For Ursula had been off duty in the afternoon, and she had gone out. She didn't know a soul in London, and walked haphazardly through the foggy streets, wanting only to find a corner somewhere, to hide away and cry. Huge red busses passed, and the policemen at the crossings seemed to her immense and majestic, and they seemed to know something about her.
She walked along Piccadilly, looking at the marvelous shop windows, and for a moment she thought of buying Claude a beautiful gift. But her Army pay was very small. She had only five shillings in her pocket, and besides, she knew so little English that she didn't dare go into a shop.
A house that had been hit during the night was still smoldering. A few firemen were at work in the ruins. The passers-by didn't even glance at the house.
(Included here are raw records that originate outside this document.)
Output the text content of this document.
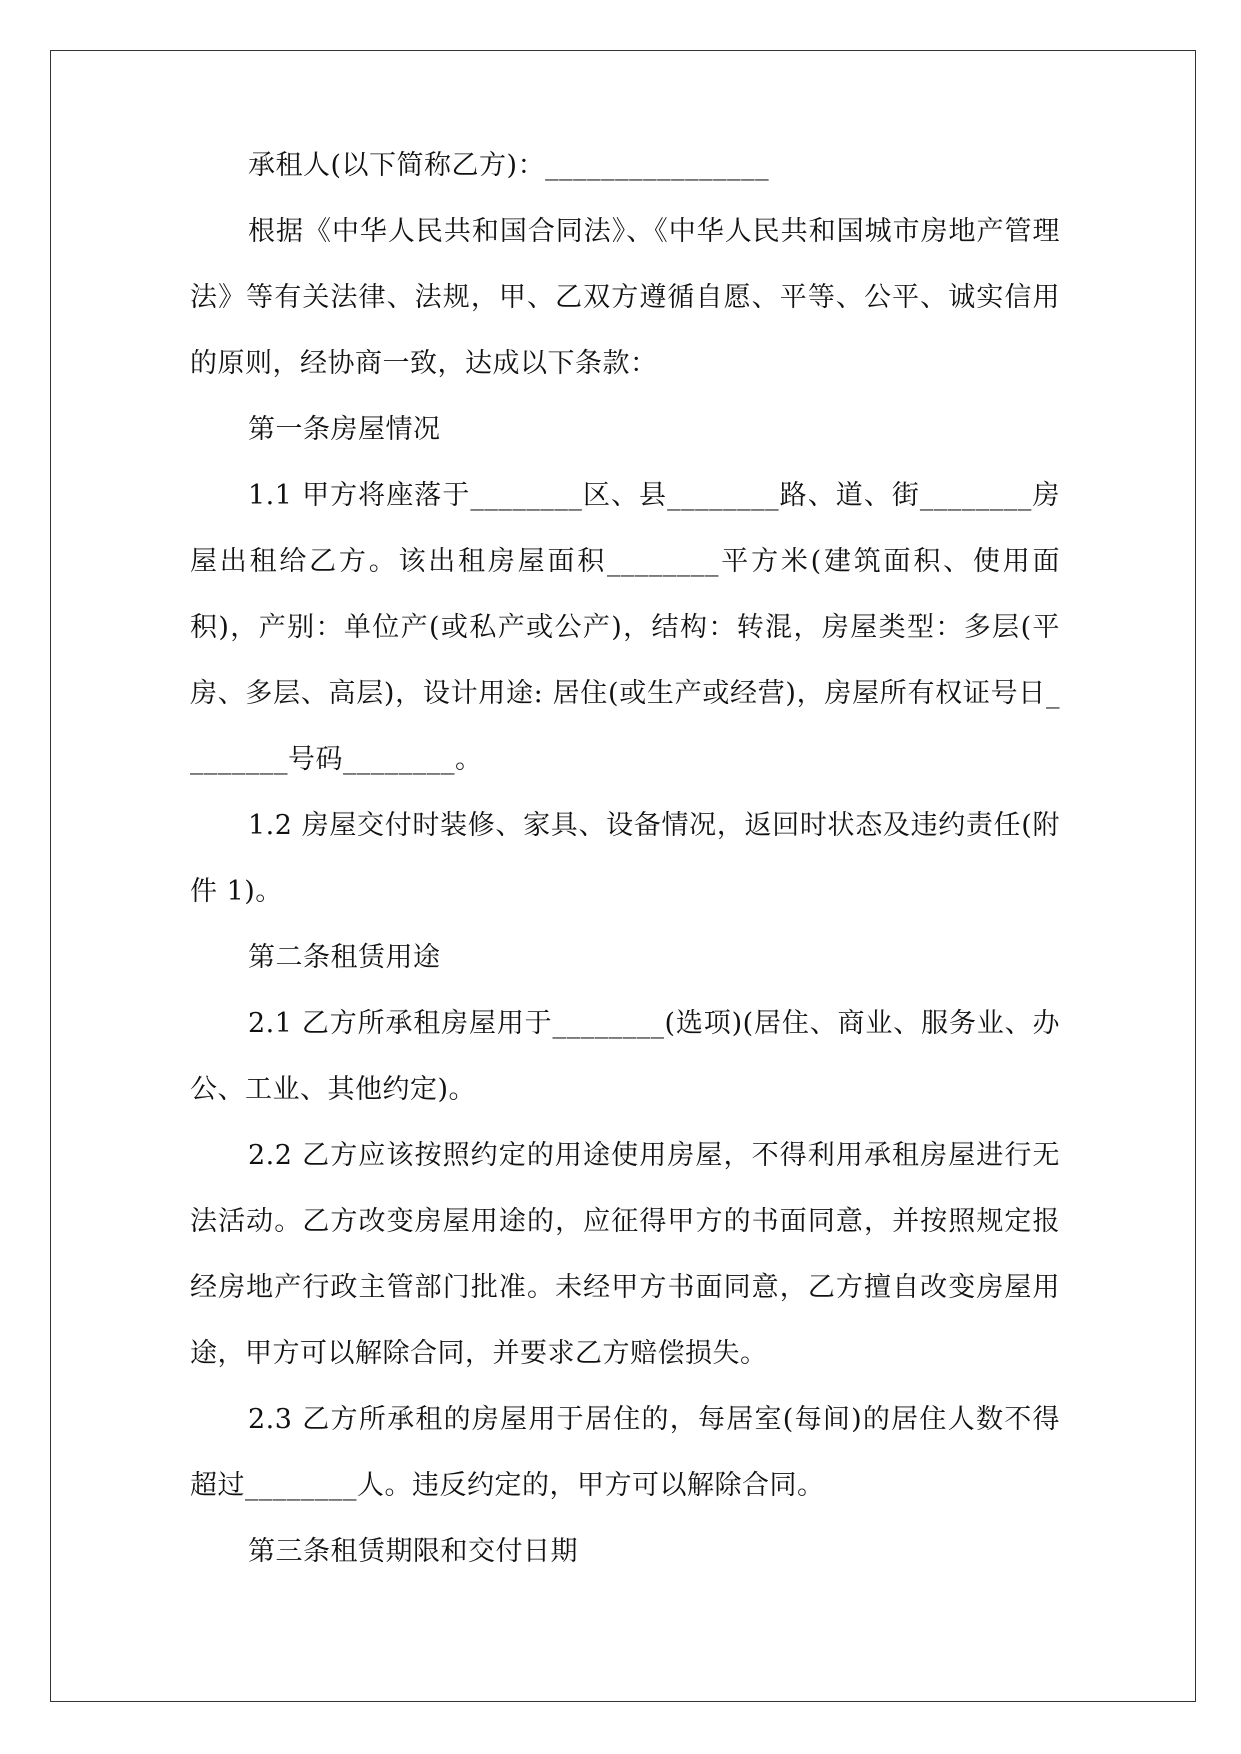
承租人(以下简称乙方)：________________

根据《中华人民共和国合同法》、《中华人民共和国城市房地产管理法》等有关法律、法规，甲、乙双方遵循自愿、平等、公平、诚实信用的原则，经协商一致，达成以下条款：

第一条房屋情况

1.1 甲方将座落于________区、县________路、道、街________房屋出租给乙方。该出租房屋面积________平方米(建筑面积、使用面积)，产别：单位产(或私产或公产)，结构：转混，房屋类型：多层(平房、多层、高层)，设计用途: 居住(或生产或经营)，房屋所有权证号日________号码________。

1.2 房屋交付时装修、家具、设备情况，返回时状态及违约责任(附件 1)。

第二条租赁用途

2.1 乙方所承租房屋用于________(选项)(居住、商业、服务业、办公、工业、其他约定)。

2.2 乙方应该按照约定的用途使用房屋，不得利用承租房屋进行无法活动。乙方改变房屋用途的，应征得甲方的书面同意，并按照规定报经房地产行政主管部门批准。未经甲方书面同意，乙方擅自改变房屋用途，甲方可以解除合同，并要求乙方赔偿损失。

2.3 乙方所承租的房屋用于居住的，每居室(每间)的居住人数不得超过________人。违反约定的，甲方可以解除合同。

第三条租赁期限和交付日期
Because it was done for, because it was lost, and because one should never remember the night before, in the day.
At Piccadilly Circus, Ursula bumped into Mickey. It was five o'clock, and Mickey had left her office an hour early to go to the dentist. At last, a familiar face! As Mickey hailed her with her usual enthusiasm, Ursula felt as though she had met someone of her own family. Out of the anonymous, out of this strange city from which she had expected nothing, at last a face emerged that had a point of connection for her. And Mickey was so excited at seeing her, so friendly, always in good humor, with her turned-up nose, her clear eyes, and her heart-shaped mouth. She took hold of Ursula's arm and pulled her along.
Then all at once Ursula unburdened herself. The need to speak was almost a physical compulsion. She began to talk about Claude, and little by little she described what had happened in the night. She said, "I was so happy, Mickey, it was so
marvelous and so strange! And yet I feel as if it can't be right. What does it mean? She's a homosexual, isn't she?"
Mickey laughed with superior knowledge, then grew sober at the perplexity and worry in Ursula's face. "You mustn't do it again, Ursula. You'll get sick. And besides, you mustn't go around talking about it. Don't tell another soul!"
Ursula didn't feel that she knew any more than before. Yet Mickey seemed to take it for granted now that everything was explained. And Mickey, too, had a story to tell. Just before the dance, in the canteen at GHQ, she had met an officer who was absolutely wonderful. "Handsome as a god!" §he was in love with him. Whenever she had to go into his office, Mickey felt chills and fevers running up and down her spine, she began to perspire, she couldn't stand still, and she was sure that he noticed all this. He had invited her to go to the movies tomorrow. He liked her. But Mickey had noticed that he liked all women. He was very dark, with green eyes, a rather strong nose, and thin lips. His name was Robert. He was nervous and disorderly. He often appeared in Mickey's office. He'd arrive in a rush, kiss the typist on the neck, call Mickey "darling," and pass his hand down the back of another secretary. The women laughed, and scolded him without conviction.
It crossed Ursula's mind that she would die of fright in the presence of such a man, but Mickey adored him. They had reached the dentist's door, where they separated. Ursula didn't know what to do with herself or where to go. It was six o'clock, and night had fallen. In the blackout, one could scarcely see the pavement. Everything was black and depressing. The alert sounded; no one paid any attention.